Inference-Aware State Reconstruction for Industrial Metaverse under Synchronous/Asynchronous Short-Packet Transmission

TL;DR

The spatial-temporal correlation of the sensor data of interest is used to infer the real-time data of the target sensor to reduce the mean squared error (MSE) of reconstruction for industrial metaverse under short-packet transmission (SPT).

Abstract

We consider a real-time state reconstruction system for industrial metaverse. The time-varying physical process states in real space are captured by multiple sensors via wireless links, and then reconstructed in virtual space. In this paper, we use the spatial-temporal correlation of the sensor data of interest to infer the real-time data of the target sensor to reduce the mean squared error (MSE) of reconstruction for industrial metaverse under short-packet transmission (SPT). Both synchronous and asynchronous transmission modes for multiple sensors are considered.

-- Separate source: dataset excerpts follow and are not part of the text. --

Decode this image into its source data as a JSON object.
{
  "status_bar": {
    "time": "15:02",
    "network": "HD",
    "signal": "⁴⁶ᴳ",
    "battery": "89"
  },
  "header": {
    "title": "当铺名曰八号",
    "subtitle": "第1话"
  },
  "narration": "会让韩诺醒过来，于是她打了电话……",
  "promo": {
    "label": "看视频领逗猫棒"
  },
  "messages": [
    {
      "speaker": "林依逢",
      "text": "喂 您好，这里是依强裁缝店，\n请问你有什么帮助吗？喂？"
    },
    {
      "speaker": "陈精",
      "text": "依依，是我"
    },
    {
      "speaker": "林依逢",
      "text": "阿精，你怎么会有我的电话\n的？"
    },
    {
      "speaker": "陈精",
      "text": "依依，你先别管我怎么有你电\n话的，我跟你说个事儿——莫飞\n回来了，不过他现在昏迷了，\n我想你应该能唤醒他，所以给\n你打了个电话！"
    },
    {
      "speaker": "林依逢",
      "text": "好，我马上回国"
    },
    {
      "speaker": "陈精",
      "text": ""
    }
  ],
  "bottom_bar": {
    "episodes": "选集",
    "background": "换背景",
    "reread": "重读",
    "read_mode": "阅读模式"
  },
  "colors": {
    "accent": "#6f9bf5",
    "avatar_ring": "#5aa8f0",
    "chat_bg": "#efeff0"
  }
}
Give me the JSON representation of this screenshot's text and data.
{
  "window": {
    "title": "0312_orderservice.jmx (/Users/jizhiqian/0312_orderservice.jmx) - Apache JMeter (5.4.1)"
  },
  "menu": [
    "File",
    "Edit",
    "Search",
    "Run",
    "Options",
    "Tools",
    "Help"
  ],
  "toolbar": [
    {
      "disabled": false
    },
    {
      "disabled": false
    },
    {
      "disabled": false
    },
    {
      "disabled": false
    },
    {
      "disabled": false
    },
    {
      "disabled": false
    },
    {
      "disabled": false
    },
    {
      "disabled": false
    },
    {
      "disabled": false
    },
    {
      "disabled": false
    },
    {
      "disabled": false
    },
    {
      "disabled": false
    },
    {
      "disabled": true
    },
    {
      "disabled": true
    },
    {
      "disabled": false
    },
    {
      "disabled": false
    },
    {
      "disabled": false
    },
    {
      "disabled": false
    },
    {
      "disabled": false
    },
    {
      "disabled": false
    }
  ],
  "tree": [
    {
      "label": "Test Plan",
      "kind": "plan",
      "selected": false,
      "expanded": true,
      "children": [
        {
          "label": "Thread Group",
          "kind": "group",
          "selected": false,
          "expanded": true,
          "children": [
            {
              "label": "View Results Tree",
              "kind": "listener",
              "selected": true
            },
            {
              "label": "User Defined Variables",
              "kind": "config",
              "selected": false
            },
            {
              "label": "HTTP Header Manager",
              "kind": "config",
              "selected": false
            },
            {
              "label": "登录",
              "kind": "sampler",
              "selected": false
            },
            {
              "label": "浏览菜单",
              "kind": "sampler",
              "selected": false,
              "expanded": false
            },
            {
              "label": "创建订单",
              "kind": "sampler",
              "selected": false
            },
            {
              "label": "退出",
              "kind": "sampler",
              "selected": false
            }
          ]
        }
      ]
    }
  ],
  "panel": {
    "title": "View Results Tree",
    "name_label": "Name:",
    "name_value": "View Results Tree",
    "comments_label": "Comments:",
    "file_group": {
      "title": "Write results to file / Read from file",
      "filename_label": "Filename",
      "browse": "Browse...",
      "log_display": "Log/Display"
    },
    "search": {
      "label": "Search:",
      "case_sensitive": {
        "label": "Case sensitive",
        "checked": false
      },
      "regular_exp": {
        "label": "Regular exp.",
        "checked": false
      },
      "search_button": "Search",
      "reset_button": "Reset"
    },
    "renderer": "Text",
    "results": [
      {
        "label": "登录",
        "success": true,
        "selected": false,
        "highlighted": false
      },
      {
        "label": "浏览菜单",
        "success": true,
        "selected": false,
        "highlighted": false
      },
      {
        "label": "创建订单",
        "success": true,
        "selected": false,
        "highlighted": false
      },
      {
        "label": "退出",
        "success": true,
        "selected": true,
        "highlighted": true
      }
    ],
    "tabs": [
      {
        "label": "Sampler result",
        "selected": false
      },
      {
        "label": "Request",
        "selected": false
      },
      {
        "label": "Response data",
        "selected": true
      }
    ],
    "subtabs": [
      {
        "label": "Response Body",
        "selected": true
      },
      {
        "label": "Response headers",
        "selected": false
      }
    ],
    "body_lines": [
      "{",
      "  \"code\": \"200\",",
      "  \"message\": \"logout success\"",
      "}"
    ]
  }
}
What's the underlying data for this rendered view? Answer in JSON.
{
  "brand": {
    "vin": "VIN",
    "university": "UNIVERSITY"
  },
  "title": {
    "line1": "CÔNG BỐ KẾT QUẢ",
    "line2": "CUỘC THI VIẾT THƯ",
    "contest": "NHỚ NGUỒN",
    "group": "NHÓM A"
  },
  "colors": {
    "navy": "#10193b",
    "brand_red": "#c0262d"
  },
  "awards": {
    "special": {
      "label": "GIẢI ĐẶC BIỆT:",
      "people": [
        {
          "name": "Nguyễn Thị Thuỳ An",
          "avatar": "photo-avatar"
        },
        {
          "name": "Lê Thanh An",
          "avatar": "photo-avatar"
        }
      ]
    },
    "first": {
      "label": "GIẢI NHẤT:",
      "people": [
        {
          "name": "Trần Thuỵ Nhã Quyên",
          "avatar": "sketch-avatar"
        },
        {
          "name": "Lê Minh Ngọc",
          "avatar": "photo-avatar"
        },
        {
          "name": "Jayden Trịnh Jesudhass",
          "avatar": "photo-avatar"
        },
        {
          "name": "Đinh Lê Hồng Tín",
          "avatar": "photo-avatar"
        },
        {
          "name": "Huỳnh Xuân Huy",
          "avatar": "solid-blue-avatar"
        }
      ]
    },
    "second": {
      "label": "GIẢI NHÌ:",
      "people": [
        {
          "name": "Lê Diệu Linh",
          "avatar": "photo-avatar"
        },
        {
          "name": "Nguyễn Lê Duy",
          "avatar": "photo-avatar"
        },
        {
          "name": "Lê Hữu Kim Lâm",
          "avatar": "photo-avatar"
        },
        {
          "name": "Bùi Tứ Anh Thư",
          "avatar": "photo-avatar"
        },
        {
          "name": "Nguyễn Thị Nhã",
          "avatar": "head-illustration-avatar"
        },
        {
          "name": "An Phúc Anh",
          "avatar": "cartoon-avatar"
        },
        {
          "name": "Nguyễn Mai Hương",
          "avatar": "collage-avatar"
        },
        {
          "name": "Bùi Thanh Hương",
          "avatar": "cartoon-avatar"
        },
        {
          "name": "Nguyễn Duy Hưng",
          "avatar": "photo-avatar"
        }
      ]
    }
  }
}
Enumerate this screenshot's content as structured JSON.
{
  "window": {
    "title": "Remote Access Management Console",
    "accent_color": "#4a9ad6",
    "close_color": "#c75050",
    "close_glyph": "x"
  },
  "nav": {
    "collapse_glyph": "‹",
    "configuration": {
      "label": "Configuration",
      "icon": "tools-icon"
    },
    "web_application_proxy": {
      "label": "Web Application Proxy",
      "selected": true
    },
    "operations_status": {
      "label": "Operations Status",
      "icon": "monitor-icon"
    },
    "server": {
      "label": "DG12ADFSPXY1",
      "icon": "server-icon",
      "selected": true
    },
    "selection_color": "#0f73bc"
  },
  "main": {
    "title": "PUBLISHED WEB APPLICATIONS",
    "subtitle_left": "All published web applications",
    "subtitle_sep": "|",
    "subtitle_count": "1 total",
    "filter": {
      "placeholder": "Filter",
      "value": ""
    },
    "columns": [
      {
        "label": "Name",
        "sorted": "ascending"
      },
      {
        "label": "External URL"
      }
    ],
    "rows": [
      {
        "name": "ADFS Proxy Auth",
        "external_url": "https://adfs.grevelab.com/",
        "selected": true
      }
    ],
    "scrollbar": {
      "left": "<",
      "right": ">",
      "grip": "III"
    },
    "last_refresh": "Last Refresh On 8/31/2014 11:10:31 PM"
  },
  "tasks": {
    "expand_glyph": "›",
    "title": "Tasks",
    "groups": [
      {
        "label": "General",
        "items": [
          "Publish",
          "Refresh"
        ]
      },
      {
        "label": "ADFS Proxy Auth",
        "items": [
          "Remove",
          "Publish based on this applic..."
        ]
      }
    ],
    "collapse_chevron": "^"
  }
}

It is proved that the average MSE of reconstruction and average block error probability (BLEP) have a positive correlation under inference with synchronous transmission scheme, and they have a negative correlation in some conditions under inference with asynchronous transmission scheme. Also, it is proved that the average MSE of reconstruction with inference can be significantly lower than that without inference, even under weak mean squared spatial correlation (MSSC). In addition, closed-form MSSC thresholds are derived for the superiority regions of the inference with synchronous transmission and inference with asynchronous transmission schemes, respectively. Adaptations of blocklength and time shift of asynchronous transmission are conducted to minimize the average MSE of reconstruction. Simulation results show that the two schemes significantly outperform the no inference case, with an average MSE reduction of more than 50%.

Figures (12)

• Figure 1: The inference-aware real-time state reconstruction system model in the industrial metaverse.
• Figure 2: Sampling and reconstruction with and without inference under synchronous transmission mode. The noisy sample $Y_{m,{\text{t}_{\text{2}}}}$ of sensor ${\text{S}}_m$ is lost in the second transmission period. With inference, the cloud server uses the fresh noisy sample $Y_{\text{1},{\text{t}_{\text{2}}}}$ from sensor ${\text{S}}_{\text{1}}$ to reconstruct the real-time data of sensor ${\text{S}}_m$, which leads to a lower MSE of reconstruction than the case of no inference.
• Figure 3: Sampling and reconstruction with and without inference under asynchronous transmission mode. With inference, the cloud server at the reception time of every sensor uses the latest successfully received noisy sample to reconstruct the real-time data of sensor $\text{S}_m$, which leads to a lower MSE of reconstruction than the case of no inference.
• Figure 4: Joint impact of average BLEP and MSSC on average MSE of reconstruction by inference with synchronous transmission scheme at transmission period $T=150$ ms.
• Figure 5: Joint impact of average BLEP and MSSC on average MSE of reconstruction by inference with asynchronous transmission scheme at transmission period $T=150$ ms and time shift (a)-(b) $h=$ 5 ms and (c)-(d) $h=\frac{T}{M}=$ 30 ms.